I'm starting to study random graphs (I read a few things about Erdös-Rényi model here).
What are the most useful variables to describe the topology of a random graph?
I guess:
$$\alpha = \text{average (over all nodes) of the number of edges from a given node}$$
$$\beta = \text{standard deviation (over all nodes) of the number of edges from a given node}$$
$$\gamma = \text{average (over all pairs of nodes) of shortest distance between two nodes}$$
are useful, what are the typical quantitative metrics that we use to distinguish, say:
x_1 -- x_2 -- ... -- x_N (just a long chain) from a dense graph with many links between nodes,
or which quantitative indicators an measure the presence or absence of "clusters"?
Two fundamental notions along these lines are the vertex connectivity and the edge connectivity of $G$, which tell us how many vertices or edges respectively need to be deleted to disconnect $G$.
A fancier answer is the Cheeger constant/isoperimetric number of the graph.
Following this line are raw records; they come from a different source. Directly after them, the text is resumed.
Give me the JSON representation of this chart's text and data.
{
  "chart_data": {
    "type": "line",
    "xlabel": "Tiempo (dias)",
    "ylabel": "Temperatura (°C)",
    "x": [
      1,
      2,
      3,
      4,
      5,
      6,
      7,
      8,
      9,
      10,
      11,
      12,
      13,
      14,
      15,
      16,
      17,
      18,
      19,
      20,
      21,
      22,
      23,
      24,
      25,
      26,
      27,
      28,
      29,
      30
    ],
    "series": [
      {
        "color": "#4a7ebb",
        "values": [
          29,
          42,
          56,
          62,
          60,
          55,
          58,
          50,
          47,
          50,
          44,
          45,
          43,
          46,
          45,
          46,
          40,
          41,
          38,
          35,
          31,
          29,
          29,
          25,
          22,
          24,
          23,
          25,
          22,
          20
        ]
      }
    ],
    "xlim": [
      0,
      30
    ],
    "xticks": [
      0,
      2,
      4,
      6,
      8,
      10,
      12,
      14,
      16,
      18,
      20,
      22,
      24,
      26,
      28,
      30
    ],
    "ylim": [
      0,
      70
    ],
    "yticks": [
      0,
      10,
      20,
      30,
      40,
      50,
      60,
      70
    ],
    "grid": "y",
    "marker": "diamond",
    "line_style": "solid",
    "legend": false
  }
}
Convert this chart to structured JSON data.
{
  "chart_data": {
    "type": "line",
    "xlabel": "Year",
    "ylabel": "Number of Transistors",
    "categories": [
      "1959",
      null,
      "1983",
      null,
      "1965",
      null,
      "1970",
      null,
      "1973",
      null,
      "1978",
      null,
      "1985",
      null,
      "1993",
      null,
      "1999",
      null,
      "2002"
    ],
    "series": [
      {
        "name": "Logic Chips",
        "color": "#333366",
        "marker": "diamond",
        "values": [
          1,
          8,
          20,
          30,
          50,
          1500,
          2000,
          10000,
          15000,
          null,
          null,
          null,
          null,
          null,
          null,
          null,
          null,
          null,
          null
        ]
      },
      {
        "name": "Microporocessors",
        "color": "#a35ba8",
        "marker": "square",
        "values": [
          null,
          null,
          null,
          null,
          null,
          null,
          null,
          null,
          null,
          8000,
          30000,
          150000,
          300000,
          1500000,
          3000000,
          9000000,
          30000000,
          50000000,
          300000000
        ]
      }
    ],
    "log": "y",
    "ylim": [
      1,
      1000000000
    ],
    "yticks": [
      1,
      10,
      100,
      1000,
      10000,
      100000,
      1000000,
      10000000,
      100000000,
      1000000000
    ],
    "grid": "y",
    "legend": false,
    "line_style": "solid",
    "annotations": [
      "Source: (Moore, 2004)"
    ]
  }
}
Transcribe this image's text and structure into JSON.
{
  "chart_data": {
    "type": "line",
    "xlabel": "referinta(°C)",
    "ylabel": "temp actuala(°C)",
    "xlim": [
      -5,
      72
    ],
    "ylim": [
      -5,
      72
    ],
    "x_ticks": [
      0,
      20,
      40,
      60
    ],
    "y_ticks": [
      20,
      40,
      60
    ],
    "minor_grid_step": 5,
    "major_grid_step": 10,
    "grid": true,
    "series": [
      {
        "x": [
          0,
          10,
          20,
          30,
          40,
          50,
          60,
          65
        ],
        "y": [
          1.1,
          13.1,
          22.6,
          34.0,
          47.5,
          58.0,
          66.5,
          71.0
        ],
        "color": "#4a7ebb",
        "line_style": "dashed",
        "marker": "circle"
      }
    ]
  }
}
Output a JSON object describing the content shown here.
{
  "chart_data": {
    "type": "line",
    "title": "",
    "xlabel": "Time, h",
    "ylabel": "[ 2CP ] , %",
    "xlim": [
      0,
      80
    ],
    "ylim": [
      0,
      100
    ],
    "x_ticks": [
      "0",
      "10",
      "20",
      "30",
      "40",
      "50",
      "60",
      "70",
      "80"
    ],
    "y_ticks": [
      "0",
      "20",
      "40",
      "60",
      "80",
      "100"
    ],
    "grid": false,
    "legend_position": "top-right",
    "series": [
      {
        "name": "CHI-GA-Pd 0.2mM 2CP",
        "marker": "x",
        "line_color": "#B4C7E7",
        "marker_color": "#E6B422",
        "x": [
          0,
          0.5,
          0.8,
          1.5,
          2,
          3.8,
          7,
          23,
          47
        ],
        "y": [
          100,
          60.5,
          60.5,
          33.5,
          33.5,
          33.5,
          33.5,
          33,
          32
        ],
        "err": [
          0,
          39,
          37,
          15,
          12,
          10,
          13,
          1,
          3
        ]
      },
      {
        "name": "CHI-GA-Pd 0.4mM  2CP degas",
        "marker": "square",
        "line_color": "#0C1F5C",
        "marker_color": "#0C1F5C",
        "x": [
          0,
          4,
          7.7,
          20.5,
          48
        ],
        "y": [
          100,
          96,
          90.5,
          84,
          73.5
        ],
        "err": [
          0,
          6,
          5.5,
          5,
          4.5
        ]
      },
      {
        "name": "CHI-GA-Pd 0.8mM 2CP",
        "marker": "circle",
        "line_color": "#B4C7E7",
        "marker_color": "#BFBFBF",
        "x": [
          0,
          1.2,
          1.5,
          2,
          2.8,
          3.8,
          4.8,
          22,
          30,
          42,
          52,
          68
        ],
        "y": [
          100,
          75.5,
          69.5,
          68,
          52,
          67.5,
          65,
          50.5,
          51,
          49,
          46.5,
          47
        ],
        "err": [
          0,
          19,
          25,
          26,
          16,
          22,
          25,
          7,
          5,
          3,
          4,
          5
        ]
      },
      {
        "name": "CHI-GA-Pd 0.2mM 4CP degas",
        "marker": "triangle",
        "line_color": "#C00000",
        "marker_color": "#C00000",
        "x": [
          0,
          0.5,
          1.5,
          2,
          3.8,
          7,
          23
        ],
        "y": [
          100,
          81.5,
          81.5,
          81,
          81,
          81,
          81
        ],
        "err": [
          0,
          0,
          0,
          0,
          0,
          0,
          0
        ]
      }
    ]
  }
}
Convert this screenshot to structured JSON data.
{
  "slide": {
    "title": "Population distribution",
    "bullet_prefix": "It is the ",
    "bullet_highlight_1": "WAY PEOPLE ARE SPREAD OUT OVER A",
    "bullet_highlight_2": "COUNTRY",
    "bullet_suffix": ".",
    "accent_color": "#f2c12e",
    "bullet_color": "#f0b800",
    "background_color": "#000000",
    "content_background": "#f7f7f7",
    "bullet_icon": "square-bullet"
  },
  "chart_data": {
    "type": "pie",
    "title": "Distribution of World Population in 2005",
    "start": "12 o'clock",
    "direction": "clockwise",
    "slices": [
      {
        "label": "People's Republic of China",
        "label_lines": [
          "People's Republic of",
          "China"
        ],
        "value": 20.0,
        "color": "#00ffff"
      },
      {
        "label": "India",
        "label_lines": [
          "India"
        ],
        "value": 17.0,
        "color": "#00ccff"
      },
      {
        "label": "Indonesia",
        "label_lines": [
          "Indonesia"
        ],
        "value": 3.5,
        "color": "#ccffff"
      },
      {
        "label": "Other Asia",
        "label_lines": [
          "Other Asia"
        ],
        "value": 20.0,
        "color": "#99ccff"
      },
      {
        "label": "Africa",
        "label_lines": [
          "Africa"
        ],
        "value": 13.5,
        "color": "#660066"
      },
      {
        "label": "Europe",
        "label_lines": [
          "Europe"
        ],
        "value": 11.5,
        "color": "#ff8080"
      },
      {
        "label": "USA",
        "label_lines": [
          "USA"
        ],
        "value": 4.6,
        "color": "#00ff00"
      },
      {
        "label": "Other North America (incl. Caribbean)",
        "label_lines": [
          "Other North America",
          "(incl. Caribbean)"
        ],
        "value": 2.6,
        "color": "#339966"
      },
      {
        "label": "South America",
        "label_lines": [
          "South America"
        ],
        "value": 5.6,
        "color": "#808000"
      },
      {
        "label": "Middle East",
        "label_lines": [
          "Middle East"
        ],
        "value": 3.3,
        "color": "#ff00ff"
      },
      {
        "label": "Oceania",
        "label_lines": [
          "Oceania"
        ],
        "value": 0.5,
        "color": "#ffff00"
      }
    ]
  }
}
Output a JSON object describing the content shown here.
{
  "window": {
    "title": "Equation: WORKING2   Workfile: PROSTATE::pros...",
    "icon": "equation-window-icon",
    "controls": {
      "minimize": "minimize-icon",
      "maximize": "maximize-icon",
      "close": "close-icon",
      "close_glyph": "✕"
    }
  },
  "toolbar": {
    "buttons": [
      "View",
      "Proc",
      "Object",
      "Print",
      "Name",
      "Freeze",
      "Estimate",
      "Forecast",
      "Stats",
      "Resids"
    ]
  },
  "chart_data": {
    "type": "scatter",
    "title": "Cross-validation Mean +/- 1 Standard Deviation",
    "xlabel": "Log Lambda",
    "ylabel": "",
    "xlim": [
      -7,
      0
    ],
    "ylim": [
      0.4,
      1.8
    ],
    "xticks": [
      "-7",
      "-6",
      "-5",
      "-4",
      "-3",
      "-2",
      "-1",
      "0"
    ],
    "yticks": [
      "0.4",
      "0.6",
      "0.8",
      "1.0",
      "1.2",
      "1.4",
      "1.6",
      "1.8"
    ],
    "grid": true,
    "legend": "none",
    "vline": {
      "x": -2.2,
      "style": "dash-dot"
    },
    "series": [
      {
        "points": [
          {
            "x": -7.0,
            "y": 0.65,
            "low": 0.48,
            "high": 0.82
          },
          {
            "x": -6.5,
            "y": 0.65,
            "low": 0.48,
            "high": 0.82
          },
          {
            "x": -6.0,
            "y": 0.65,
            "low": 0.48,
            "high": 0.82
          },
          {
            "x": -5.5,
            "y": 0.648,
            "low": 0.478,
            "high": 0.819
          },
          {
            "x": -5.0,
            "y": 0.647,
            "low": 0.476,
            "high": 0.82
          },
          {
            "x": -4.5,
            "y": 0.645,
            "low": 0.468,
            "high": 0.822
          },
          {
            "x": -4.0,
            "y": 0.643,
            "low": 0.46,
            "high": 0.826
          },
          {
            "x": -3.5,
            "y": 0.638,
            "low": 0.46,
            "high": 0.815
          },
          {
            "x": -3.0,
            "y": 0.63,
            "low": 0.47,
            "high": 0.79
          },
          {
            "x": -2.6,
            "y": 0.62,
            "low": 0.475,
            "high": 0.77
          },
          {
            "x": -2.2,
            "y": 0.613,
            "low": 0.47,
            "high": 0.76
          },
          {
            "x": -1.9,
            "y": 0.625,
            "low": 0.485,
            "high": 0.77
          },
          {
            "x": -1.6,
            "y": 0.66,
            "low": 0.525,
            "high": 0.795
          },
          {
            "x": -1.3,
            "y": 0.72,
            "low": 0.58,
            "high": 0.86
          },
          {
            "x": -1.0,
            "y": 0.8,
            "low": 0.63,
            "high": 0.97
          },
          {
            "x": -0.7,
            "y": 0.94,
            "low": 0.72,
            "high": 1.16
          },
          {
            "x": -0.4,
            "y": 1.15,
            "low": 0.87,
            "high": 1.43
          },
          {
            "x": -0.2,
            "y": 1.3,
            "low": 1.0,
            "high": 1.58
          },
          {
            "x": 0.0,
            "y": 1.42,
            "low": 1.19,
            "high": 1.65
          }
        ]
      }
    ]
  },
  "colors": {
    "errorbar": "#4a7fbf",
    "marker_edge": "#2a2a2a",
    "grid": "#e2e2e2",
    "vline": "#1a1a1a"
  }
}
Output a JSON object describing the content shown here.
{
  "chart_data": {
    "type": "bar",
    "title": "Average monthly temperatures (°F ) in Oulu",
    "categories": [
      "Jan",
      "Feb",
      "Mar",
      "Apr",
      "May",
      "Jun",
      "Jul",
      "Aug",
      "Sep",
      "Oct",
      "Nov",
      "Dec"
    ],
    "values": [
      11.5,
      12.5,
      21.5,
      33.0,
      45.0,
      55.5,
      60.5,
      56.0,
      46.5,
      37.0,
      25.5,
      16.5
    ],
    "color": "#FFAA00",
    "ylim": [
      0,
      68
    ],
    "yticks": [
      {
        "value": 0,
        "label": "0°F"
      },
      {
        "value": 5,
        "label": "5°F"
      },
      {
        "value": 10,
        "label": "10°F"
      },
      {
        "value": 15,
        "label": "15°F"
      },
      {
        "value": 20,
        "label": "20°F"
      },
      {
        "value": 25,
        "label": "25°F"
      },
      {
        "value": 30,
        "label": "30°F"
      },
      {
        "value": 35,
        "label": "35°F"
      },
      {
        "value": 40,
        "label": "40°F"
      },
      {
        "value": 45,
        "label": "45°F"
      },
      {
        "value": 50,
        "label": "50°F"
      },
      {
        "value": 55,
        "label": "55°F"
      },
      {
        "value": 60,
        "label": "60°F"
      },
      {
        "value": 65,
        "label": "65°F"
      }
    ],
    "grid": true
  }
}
To find it, we minimize $$ \frac{e(S, V(G) \setminus S)}{|S|} $$ over all subsets $S \subseteq V(G)$ with $|S| \le \frac12|V(G)|$, where $e(A,B)$ denotes the number of edges between vertices in $A$ and vertices in $B$. The idea is that the set $S$ minimizing this ratio is a cluster in the graph: it's a relatively large set of vertices with few edges leaving it.
Of course, computing this quantity requires checking lots of subsets $S$ (and computing the connectivity of a graph is hard, too), and there's a more algebraic approach: the algebraic connectivity of the graph $G$. This is the second-smallest eigenvalue of the Laplacian matrix of $G$. (The smallest eigenvalue is always $0$, corresponding to the all-$1$'s eigenvector.)
This is related to the isoperimetric number by an inequality: the isoperimetric number is at least half the algebraic connectivity. A rough idea of the connection between the two is that the indicator vector of the set $S$ is a good approximation of an eigenvector of the Laplacian matrix with a small eigenvalue. The algebraic connectivity is also at most the vertex connectivity.